Sunday, April 26, 2020

Measuring Employment between Monthly Surveys

The Employment Situation Report by the Bureau of Labor Statistics comes only monthly.  It measures only the seven-day week (or, with the establishment survey, pay period) including the 12th of the prior month, which means that this month four very interesting weeks will be skipped and that the report on that April week will not be released until May 8.

Three data sources provide employment information on at least one of the missing four weeks, with the results shown in the chart below.  The results suggest that employment has fallen more than 20 million and perhaps as much as 36 million by April 11.  This does not begin to count employees who had their hours reduced.

One is an attempt by Bick and Blandin (2020) to imitate the BLS household survey for the week of Sunday March 29 to Saturday April 4.  They sampled 1,118 respondents, finding that employment per adult aged 18-64 was 17.8 percent below what it was in February and 17.4 percent below what it was in January.  They find that hours worked per person (including zeros for those not employed) were 27.7 percent below what they were in January and February.

Coibion, Gorodnichenko, and Weber (2020) surveyed 18,344 members of the Nielsen HomeScan panel during the days Thursday April 2 through Monday April 6.  The respondents were asked “Do you have a paid job?” which is different from the BLS questions but the same as January surveys of the Nielsen panel.  Their sample shows a 12.5 percent decline from January to April.

As a third source, I use the excess of continued UI claims for the week ending April 4 rescaled by 0.4, which is the typical ratio of continued claims to persons unemployed during the 2008-9 recession.[1]  The rescaled amount is 16.1 percent of February employment as measured by the February household survey.  This approach also offers employment estimates for the weeks before and after the week ending April 4.

Especially during the pandemic, “employment” and “unemployment” can vary significantly merely due to definitions.  Is a person on the payroll but told not to work considered employed?  The BLS knows from its experience with Federal shutdowns that surveyors and respondents frequently misclassify relative to the technical definition in the survey.  The practical classification grey areas are also presumably sensitive to question wording.  UI claims also have a grey area that presumably changes as new Federal policies increase the financial reward to unemployed rather than out of the labor force.
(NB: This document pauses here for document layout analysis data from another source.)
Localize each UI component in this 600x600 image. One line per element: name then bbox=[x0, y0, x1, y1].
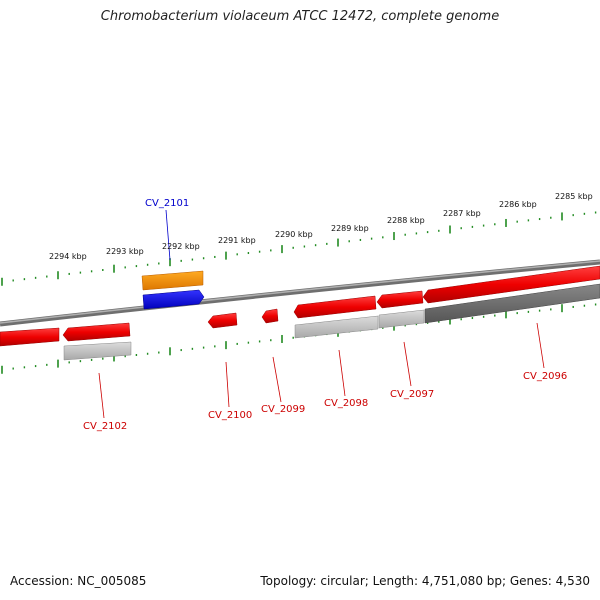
ruler-label-2292: 2292 kbp bbox=[162, 242, 200, 251]
leader-CV_2101 bbox=[165, 209, 171, 261]
gene-label-CV_2098[interactable]: CV_2098 bbox=[324, 398, 368, 409]
gene-CV_2102-left-fragment[interactable] bbox=[0, 327, 60, 347]
ruler-track-upper bbox=[1, 211, 597, 286]
forward-strand-genes bbox=[141, 270, 205, 310]
ruler-label-2285: 2285 kbp bbox=[555, 192, 593, 201]
ruler-label-2289: 2289 kbp bbox=[331, 224, 369, 233]
homology-bar-CV_2096 bbox=[424, 283, 600, 324]
leader-CV_2097 bbox=[403, 341, 412, 387]
gene-CV_2102-arrow[interactable] bbox=[62, 322, 131, 342]
ruler-labels: 2294 kbp 2293 kbp 2292 kbp 2291 kbp 2290… bbox=[49, 192, 593, 261]
ruler-label-2294: 2294 kbp bbox=[49, 252, 87, 261]
gene-label-CV_2097[interactable]: CV_2097 bbox=[390, 389, 434, 400]
leader-CV_2098 bbox=[338, 349, 346, 397]
gene-CV_2097-arrow[interactable] bbox=[376, 290, 424, 309]
ruler-label-2290: 2290 kbp bbox=[275, 230, 313, 239]
ruler-label-2288: 2288 kbp bbox=[387, 216, 425, 225]
leader-CV_2102 bbox=[98, 372, 105, 419]
gene-CV_2096-arrow[interactable] bbox=[422, 265, 600, 304]
gene-label-CV_2100[interactable]: CV_2100 bbox=[208, 410, 252, 421]
ruler-label-2293: 2293 kbp bbox=[106, 247, 144, 256]
leader-CV_2099 bbox=[272, 356, 282, 403]
gene-CV_2101-orange-bar[interactable] bbox=[141, 270, 204, 291]
homology-bars bbox=[63, 283, 600, 361]
gene-label-CV_2101[interactable]: CV_2101 bbox=[145, 198, 189, 209]
gene-label-CV_2099[interactable]: CV_2099 bbox=[261, 404, 305, 415]
map-title: Chromobacterium violaceum ATCC 12472, co… bbox=[100, 9, 500, 24]
ruler-label-2286: 2286 kbp bbox=[499, 200, 537, 209]
accession-label: Accession: NC_005085 bbox=[10, 574, 147, 588]
reverse-strand-genes bbox=[0, 265, 600, 347]
ruler-label-2287: 2287 kbp bbox=[443, 209, 481, 218]
homology-bar-CV_2098 bbox=[294, 315, 379, 339]
gene-label-CV_2102[interactable]: CV_2102 bbox=[83, 421, 127, 432]
genome-backbone-highlight bbox=[0, 260, 600, 324]
label-leader-lines bbox=[98, 209, 545, 419]
leader-CV_2100 bbox=[225, 361, 230, 408]
homology-bar-CV_2102 bbox=[63, 341, 132, 361]
gene-CV_2101-arrow[interactable] bbox=[142, 289, 205, 310]
gene-CV_2099-arrow[interactable] bbox=[261, 308, 279, 324]
gene-label-CV_2096[interactable]: CV_2096 bbox=[523, 371, 567, 382]
homology-bar-CV_2097 bbox=[378, 309, 425, 329]
ruler-label-2291: 2291 kbp bbox=[218, 236, 256, 245]
gene-labels: CV_2101 CV_2102 CV_2100 CV_2099 CV_2098 … bbox=[83, 198, 567, 432]
leader-CV_2096 bbox=[536, 322, 545, 369]
gene-CV_2100-arrow[interactable] bbox=[207, 312, 238, 329]
gene-CV_2098-arrow[interactable] bbox=[293, 295, 377, 319]
genome-summary-label: Topology: circular; Length: 4,751,080 bp… bbox=[260, 574, 590, 588]
genome-backbone-outer bbox=[0, 259, 600, 327]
These measurement challenges suggest using hours worked rather than employment and using multiple data sources, which are not entirely congruent approaches because only one of the three sources measures hours worked.[2]  I therefore measure the decline in hours worked by averaging the three employment estimates and then applying the Bick-Blandin estimate of the decline in hours per employee.

Regarding initial claims versus continued claims, initial claims may not be granted due to ineligibility and do not show a stable ratio to employment changes during the 2008-9 recession.  Initial claims are reported a week ahead of continued claims.[3]

[1] The average continued claims was 1.7 million in both January and February, which is the baseline from which I calculate the “excess.”
[2] Hours worked are also of interest because many people were under employed in April (Bick and Blandin 2020).
[3] In March and April 2020, continued claims may include an abnormal share of ineligible claims due to abnormal delays in state processing, although this effect should disappear over a horizon long enough for states to process the claims.  On the other hand, the CARES Act passed March 27 will begin distorting the relationship between employment and continued claims because the Act included a large UI bonus that will encourage an abnormally large fraction of the eligible unemployed to apply.